Certainly, two of the biggest influences on retail expansion are consumer spending and the overall health of the economy. By and large, respondents do not expect major changes in the U.S. economy over the next year. Nearly half of respondents (47%) expect to see moderate growth, while 16% expect no change and 29% expect a moderate decline [Figure 7].

Yet some economists are predicting slower economic growth in the coming year due to a combination of a decline in residential refinancing activity, lower volume of home sales and anticipated increases in interest rates. The gross domestic product is expected to grow at an annualized rate of 3.5% for the year, and that rate is expected to slow to 2.5% next year, according to Scott Anderson, vice president and senior economist at Wells Fargo & Co. in Minneapolis.

Although respondents have mixed expectations regarding consumer spending, most do not expect major changes in either direction over the next 12 months. Some 40% of respondents believe that consumer spending will increase slightly over the next year, while 25% believe that consumer spending will remain the same, and 28% anticipate spending to decrease slightly [Figure 8].

In the short term, fuel costs that dropped after record high prices earlier this summer have buoyed retail spending. But that activity may be short lived as the housing market cools, Anderson notes. The national median existing-home price is expected to rise 1.6% to $223,000 for all of 2006, according to The National Association of Realtors. At the same time, the median new-home price is projected to decline 0.2% to $240,500 as builders cut prices to sell existing inventory, according to the association.

Stabilizing home values are already having an impact in the retail sector. “People are not using their homes as ATMs (automatic teller machines) anymore,” Anderson says. Home refinancing activity is down more than 50% from a year ago. “So the concern is that this will weigh into consumer spending plans,” Anderson says.

On the upside, factors that could bolster spending are continued improvement in the stock market and job growth. Although employment figures were lower than expected in October, the creation of 92,000 jobs helped to reduce the unemployment rate to 4.4%, according to the U.S. Department of Labor. “I believe that consumer spending is going to be pretty constant from where it is today,” McEwen predicts. “The housing slump is going to be offset by business profitability, growing employment and lower energy prices.”

Snapshot of Survey Respondents

Data for the Retail Development Survey was collected between Sept. 14 and Sept. 29. E-mail surveys were sent to National Real Estate Investor and Retail Traffic subscribers listed as either builder/developer or owner/manager.
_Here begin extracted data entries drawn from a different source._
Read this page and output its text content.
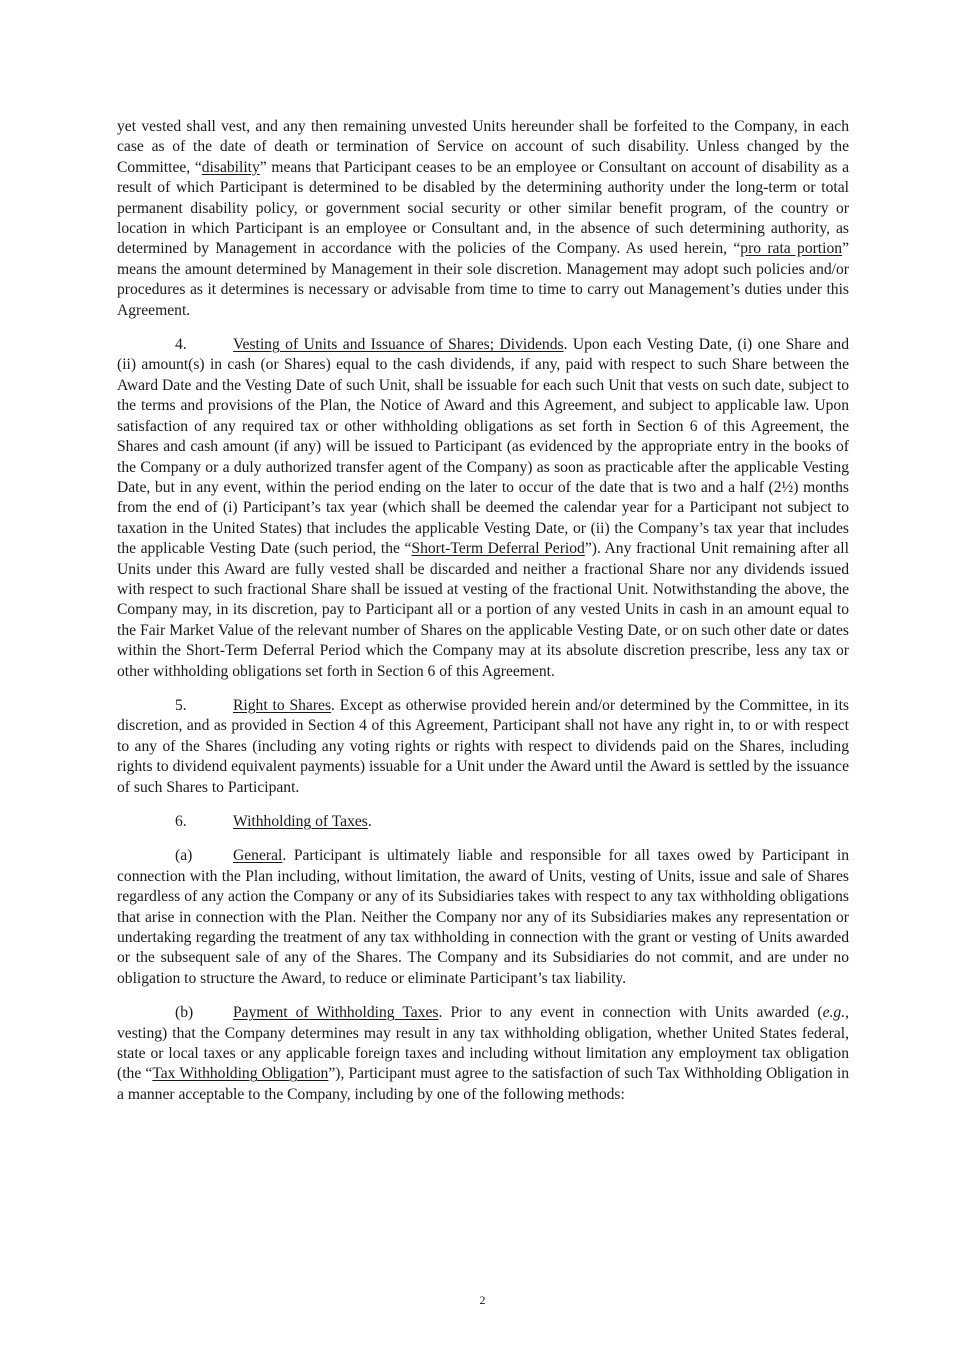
yet vested shall vest, and any then remaining unvested Units hereunder shall be forfeited to the Company, in each case as of the date of death or termination of Service on account of such disability. Unless changed by the Committee, “disability” means that Participant ceases to be an employee or Consultant on account of disability as a result of which Participant is determined to be disabled by the determining authority under the long-term or total permanent disability policy, or government social security or other similar benefit program, of the country or location in which Participant is an employee or Consultant and, in the absence of such determining authority, as determined by Management in accordance with the policies of the Company. As used herein, “pro rata portion” means the amount determined by Management in their sole discretion. Management may adopt such policies and/or procedures as it determines is necessary or advisable from time to time to carry out Management’s duties under this Agreement.

4.	Vesting of Units and Issuance of Shares; Dividends. Upon each Vesting Date, (i) one Share and (ii) amount(s) in cash (or Shares) equal to the cash dividends, if any, paid with respect to such Share between the Award Date and the Vesting Date of such Unit, shall be issuable for each such Unit that vests on such date, subject to the terms and provisions of the Plan, the Notice of Award and this Agreement, and subject to applicable law. Upon satisfaction of any required tax or other withholding obligations as set forth in Section 6 of this Agreement, the Shares and cash amount (if any) will be issued to Participant (as evidenced by the appropriate entry in the books of the Company or a duly authorized transfer agent of the Company) as soon as practicable after the applicable Vesting Date, but in any event, within the period ending on the later to occur of the date that is two and a half (2½) months from the end of (i) Participant’s tax year (which shall be deemed the calendar year for a Participant not subject to taxation in the United States) that includes the applicable Vesting Date, or (ii) the Company’s tax year that includes the applicable Vesting Date (such period, the “Short-Term Deferral Period”). Any fractional Unit remaining after all Units under this Award are fully vested shall be discarded and neither a fractional Share nor any dividends issued with respect to such fractional Share shall be issued at vesting of the fractional Unit. Notwithstanding the above, the Company may, in its discretion, pay to Participant all or a portion of any vested Units in cash in an amount equal to the Fair Market Value of the relevant number of Shares on the applicable Vesting Date, or on such other date or dates within the Short-Term Deferral Period which the Company may at its absolute discretion prescribe, less any tax or other withholding obligations set forth in Section 6 of this Agreement.

5.	Right to Shares. Except as otherwise provided herein and/or determined by the Committee, in its discretion, and as provided in Section 4 of this Agreement, Participant shall not have any right in, to or with respect to any of the Shares (including any voting rights or rights with respect to dividends paid on the Shares, including rights to dividend equivalent payments) issuable for a Unit under the Award until the Award is settled by the issuance of such Shares to Participant.

6.	Withholding of Taxes.

(a)	General. Participant is ultimately liable and responsible for all taxes owed by Participant in connection with the Plan including, without limitation, the award of Units, vesting of Units, issue and sale of Shares regardless of any action the Company or any of its Subsidiaries takes with respect to any tax withholding obligations that arise in connection with the Plan. Neither the Company nor any of its Subsidiaries makes any representation or undertaking regarding the treatment of any tax withholding in connection with the grant or vesting of Units awarded or the subsequent sale of any of the Shares. The Company and its Subsidiaries do not commit, and are under no obligation to structure the Award, to reduce or eliminate Participant’s tax liability.

(b)	Payment of Withholding Taxes. Prior to any event in connection with Units awarded (e.g., vesting) that the Company determines may result in any tax withholding obligation, whether United States federal, state or local taxes or any applicable foreign taxes and including without limitation any employment tax obligation (the “Tax Withholding Obligation”), Participant must agree to the satisfaction of such Tax Withholding Obligation in a manner acceptable to the Company, including by one of the following methods:

2
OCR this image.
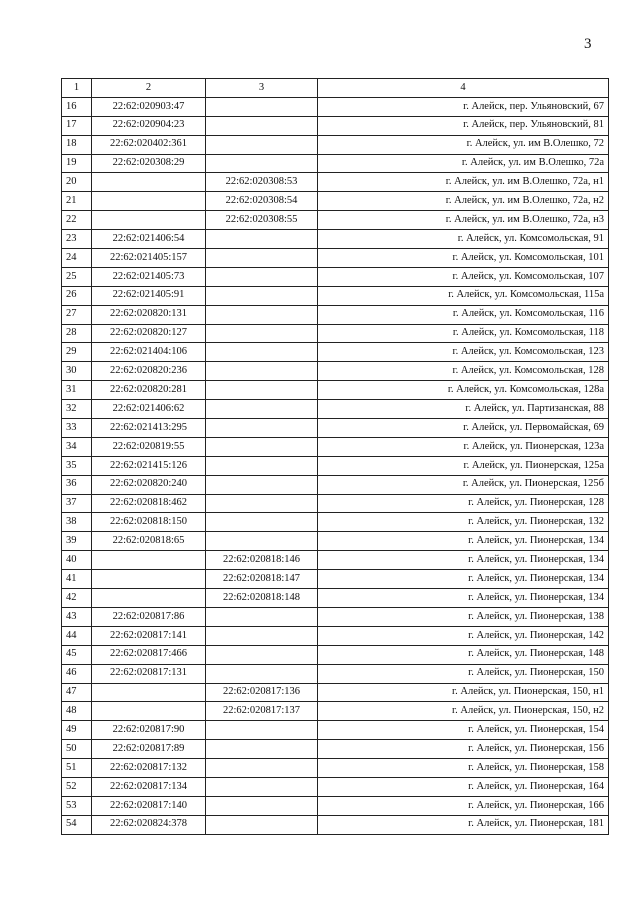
3
1	2	3	4
16	22:62:020903:47		г. Алейск, пер. Ульяновский, 67
17	22:62:020904:23		г. Алейск, пер. Ульяновский, 81
18	22:62:020402:361		г. Алейск, ул. им В.Олешко, 72
19	22:62:020308:29		г. Алейск, ул. им В.Олешко, 72а
20		22:62:020308:53	г. Алейск, ул. им В.Олешко, 72а, н1
21		22:62:020308:54	г. Алейск, ул. им В.Олешко, 72а, н2
22		22:62:020308:55	г. Алейск, ул. им В.Олешко, 72а, н3
23	22:62:021406:54		г. Алейск, ул. Комсомольская, 91
24	22:62:021405:157		г. Алейск, ул. Комсомольская, 101
25	22:62:021405:73		г. Алейск, ул. Комсомольская, 107
26	22:62:021405:91		г. Алейск, ул. Комсомольская, 115а
27	22:62:020820:131		г. Алейск, ул. Комсомольская, 116
28	22:62:020820:127		г. Алейск, ул. Комсомольская, 118
29	22:62:021404:106		г. Алейск, ул. Комсомольская, 123
30	22:62:020820:236		г. Алейск, ул. Комсомольская, 128
31	22:62:020820:281		г. Алейск, ул. Комсомольская, 128а
32	22:62:021406:62		г. Алейск, ул. Партизанская, 88
33	22:62:021413:295		г. Алейск, ул. Первомайская, 69
34	22:62:020819:55		г. Алейск, ул. Пионерская, 123а
35	22:62:021415:126		г. Алейск, ул. Пионерская, 125а
36	22:62:020820:240		г. Алейск, ул. Пионерская, 125б
37	22:62:020818:462		г. Алейск, ул. Пионерская, 128
38	22:62:020818:150		г. Алейск, ул. Пионерская, 132
39	22:62:020818:65		г. Алейск, ул. Пионерская, 134
40		22:62:020818:146	г. Алейск, ул. Пионерская, 134
41		22:62:020818:147	г. Алейск, ул. Пионерская, 134
42		22:62:020818:148	г. Алейск, ул. Пионерская, 134
43	22:62:020817:86		г. Алейск, ул. Пионерская, 138
44	22:62:020817:141		г. Алейск, ул. Пионерская, 142
45	22:62:020817:466		г. Алейск, ул. Пионерская, 148
46	22:62:020817:131		г. Алейск, ул. Пионерская, 150
47		22:62:020817:136	г. Алейск, ул. Пионерская, 150, н1
48		22:62:020817:137	г. Алейск, ул. Пионерская, 150, н2
49	22:62:020817:90		г. Алейск, ул. Пионерская, 154
50	22:62:020817:89		г. Алейск, ул. Пионерская, 156
51	22:62:020817:132		г. Алейск, ул. Пионерская, 158
52	22:62:020817:134		г. Алейск, ул. Пионерская, 164
53	22:62:020817:140		г. Алейск, ул. Пионерская, 166
54	22:62:020824:378		г. Алейск, ул. Пионерская, 181
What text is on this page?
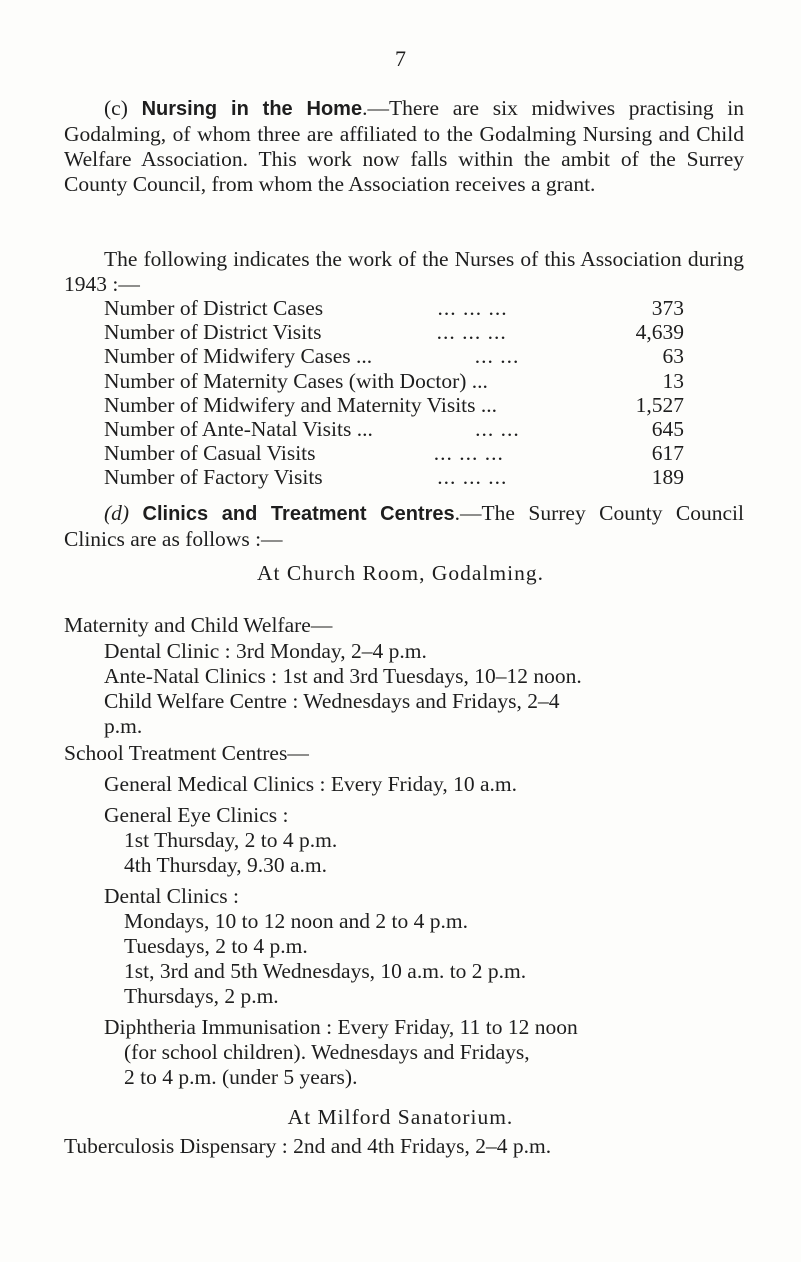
7
(c) Nursing in the Home.—There are six midwives practising in Godalming, of whom three are affiliated to the Godalming Nursing and Child Welfare Association. This work now falls within the ambit of the Surrey County Council, from whom the Association receives a grant.
The following indicates the work of the Nurses of this Association during 1943 :—
Number of District Cases	... ... ...	373
Number of District Visits	... ... ...	4,639
Number of Midwifery Cases ...	... ...	63
Number of Maternity Cases (with Doctor) ...	13
Number of Midwifery and Maternity Visits ...	1,527
Number of Ante-Natal Visits ...	... ...	645
Number of Casual Visits	... ... ...	617
Number of Factory Visits	... ... ...	189
(d) Clinics and Treatment Centres.—The Surrey County Council Clinics are as follows :—
At Church Room, Godalming.
Maternity and Child Welfare—
Dental Clinic : 3rd Monday, 2–4 p.m.
Ante-Natal Clinics : 1st and 3rd Tuesdays, 10–12 noon.
Child Welfare Centre : Wednesdays and Fridays, 2–4
p.m.
School Treatment Centres—
General Medical Clinics : Every Friday, 10 a.m.
General Eye Clinics :
1st Thursday, 2 to 4 p.m.
4th Thursday, 9.30 a.m.
Dental Clinics :
Mondays, 10 to 12 noon and 2 to 4 p.m.
Tuesdays, 2 to 4 p.m.
1st, 3rd and 5th Wednesdays, 10 a.m. to 2 p.m.
Thursdays, 2 p.m.
Diphtheria Immunisation : Every Friday, 11 to 12 noon
(for school children). Wednesdays and Fridays,
2 to 4 p.m. (under 5 years).
At Milford Sanatorium.
Tuberculosis Dispensary : 2nd and 4th Fridays, 2–4 p.m.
The purpose of the survey was to determine which segments of the shopping center industry that subscribers plan to be the most active in during the coming year on the development front, and to gauge their views about the short-term economic outlook. A total of 329 usable surveys were collected.

The majority of respondents are executives at their companies, with over half of respondents holding a top-level position. An additional 30% carry the title of either vice president or director. On average, respondents hold properties in their portfolios for 10 years.

Respondents plan to begin construction on an estimated median of 86,206 square feet of new retail properties by Dec. 31, 2007. The data also shows that respondents plan to begin renovation, redevelopment or expansion on an estimated median of 52,778 square feet of retail property by Dec. 31, 2007.